Processo n.º 568/2016
(Autos de recurso penal)
Recorrente (arguido): A




ACORDAM NO TRIBUNAL DE SEGUNDA INSTÂNCIA DA REGIÃO ADMINISTRATIVA ESPECIAL DE MACAU
I – RELATÓRIO
Inconformado com o acórdão proferido a fls. 148 a 152v do Processo Comum Colectivo n.° CR3-15-0128-PCC do 3.o Juízo Criminal do Tribunal Judicial de Base que o condenou como autor material de um crime consumado de sequestro, p. e p. pelo art.o 152.o, n.o 2, alínea a), do Código Penal (CP), em três anos e seis meses de prisão, veio o arguido A, aí já melhor identificado, recorrer para este Tribunal de Segunda Instância (TSI), imputando a essa decisão condenatória o vício de “insuficiência para a decisão da matéria de facto provada” (por entender ele, na sua essência, que esse Tribunal sentenciador não tinha chegado a especificar se as “oito horas” do dia 27 de Novembro de 2014 e as “doze horas” do dia 29 de Novembro de 2014 como tal mencionadas na matéria de facto descrita como provada fossem da manhã ou da tarde das respectivas datas em questão, pelo que não se podia dar por comprovado o crime de sequestro (de duração por mais de dois dias) da alínea a) do n.o 2 do art.o 152.o do CP, com a achega de que também não houve, nos autos, quaisquer outros elementos probatórios a comprovar as horas correctas durante as quais a pessoa ofendida tivesse ficado privado efectivamente da sua liberdade de locomoção, não se podendo, assim, condenar o próprio recorrente por tal crime qualificado de sequestro), para rogar a convolação do crime de sequestro qualificado por que vinha condenado para o crime de sequestro simples do art.o 152.o, n.o 1, do CP, com nova medida da pena, ou, pelo menos, o reenvio do processo para novo julgamento em primeira instância, e, fosse como fosse, a suspensão da execução da pena de prisão (cfr. com mais detalhes, a motivação do recurso apresentada a fls. 176 a 191 dos presentes autos correspondentes).

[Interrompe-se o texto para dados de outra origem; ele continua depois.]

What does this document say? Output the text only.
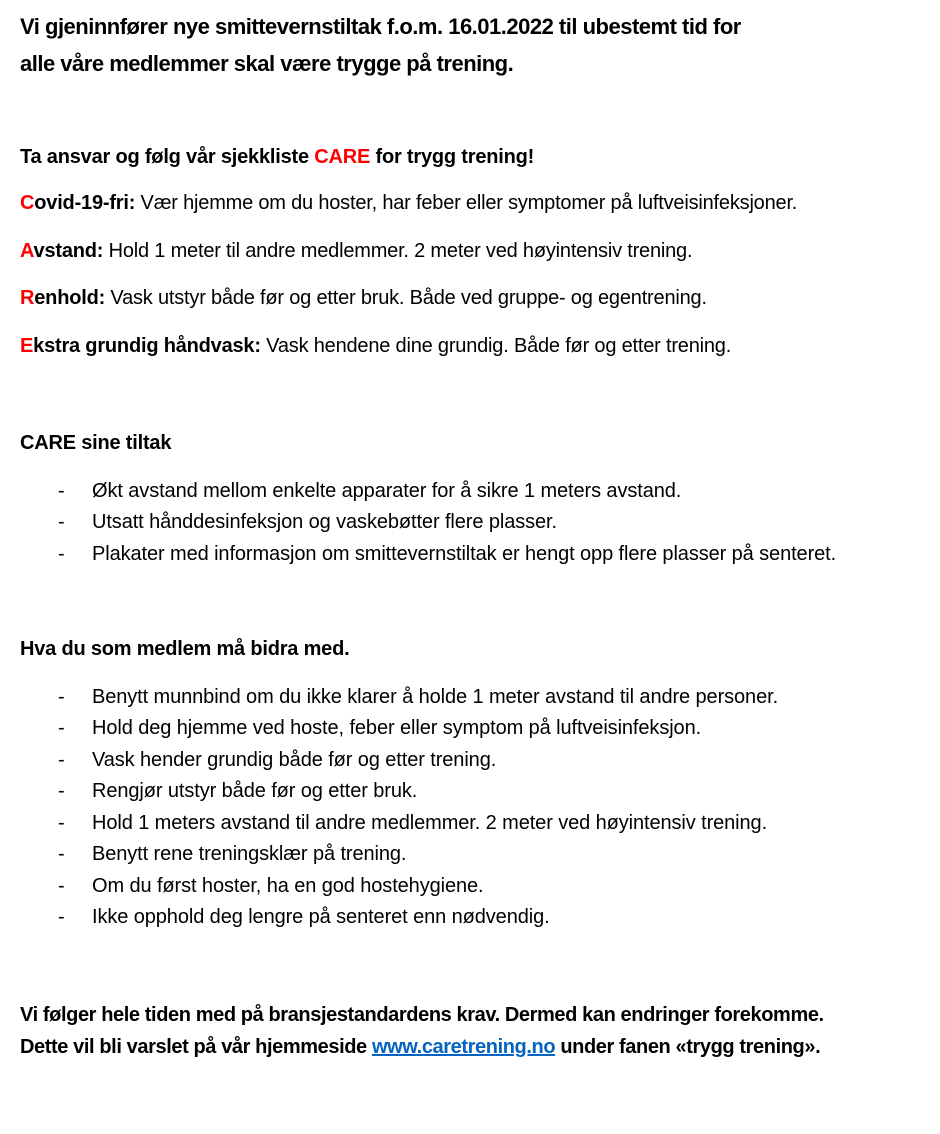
Vi gjeninnfører nye smittevernstiltak f.o.m. 16.01.2022 til ubestemt tid for
alle våre medlemmer skal være trygge på trening.
Ta ansvar og følg vår sjekkliste CARE for trygg trening!
Covid-19-fri: Vær hjemme om du hoster, har feber eller symptomer på luftveisinfeksjoner.
Avstand: Hold 1 meter til andre medlemmer. 2 meter ved høyintensiv trening.
Renhold: Vask utstyr både før og etter bruk. Både ved gruppe- og egentrening.
Ekstra grundig håndvask: Vask hendene dine grundig. Både før og etter trening.
CARE sine tiltak
-	Økt avstand mellom enkelte apparater for å sikre 1 meters avstand.
-	Utsatt hånddesinfeksjon og vaskebøtter flere plasser.
-	Plakater med informasjon om smittevernstiltak er hengt opp flere plasser på senteret.
Hva du som medlem må bidra med.
-	Benytt munnbind om du ikke klarer å holde 1 meter avstand til andre personer.
-	Hold deg hjemme ved hoste, feber eller symptom på luftveisinfeksjon.
-	Vask hender grundig både før og etter trening.
-	Rengjør utstyr både før og etter bruk.
-	Hold 1 meters avstand til andre medlemmer. 2 meter ved høyintensiv trening.
-	Benytt rene treningsklær på trening.
-	Om du først hoster, ha en god hostehygiene.
-	Ikke opphold deg lengre på senteret enn nødvendig.
Vi følger hele tiden med på bransjestandardens krav. Dermed kan endringer forekomme.
Dette vil bli varslet på vår hjemmeside www.caretrening.no under fanen «trygg trening».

Ao recurso, respondeu a Digna Delegada do Procurador (a fls. 193 a 196) no sentido de manutenção do julgado.
Subidos os autos, emitiu a Digna Procuradora-Adjunta parecer (a fls. 209 a 211v), pugnando também pela improcedência do recurso.
Feito o exame preliminar e corridos os vistos, cumpre decidir.
II – FUNDAMENTAÇÃO FÁCTICA
Do exame dos autos, sabe-se o seguinte:
1. O acórdão recorrido encontra-se proferido a fls. 148 a 152v dos autos, cuja fundamentação fáctica (incluindo a probatória) e jurídica se dá por aqui integralmente reproduzida.
2. O arguido ora recorrente não chegou a apresentar contestação, e o Tribunal Colectivo ora recorrido deu materialmente por provada toda a matéria de facto imputada pelo Ministério Público ao arguido no libelo de fls. 80 a 80v.
3. O Tribunal recorrido afirmou, na fundamentação probatória da sua decisão condenatória, que julgou por provada a matéria de facto (descrita como provada no seu acórdão) com base também na análise, rigorosa, objectiva, em global, e crítica, das declarações prestadas pelo arguido na audiência de julgamento (o qual confessou os factos básicos do crime), dos depoimentos prestados na audiência de julgamento pelo guarda da Polícia de Segurança Pública n.o 342901 (que falou da situação em que o ofendido tinha pedido auxílio no Posto Fronteiriço da Porta do Cerco) e pelo guarda da mesma Polícia n.o 201921, e do conteúdo das declarações prestadas pelo ofendido B para memória futura, lidas na audiência de julgamento.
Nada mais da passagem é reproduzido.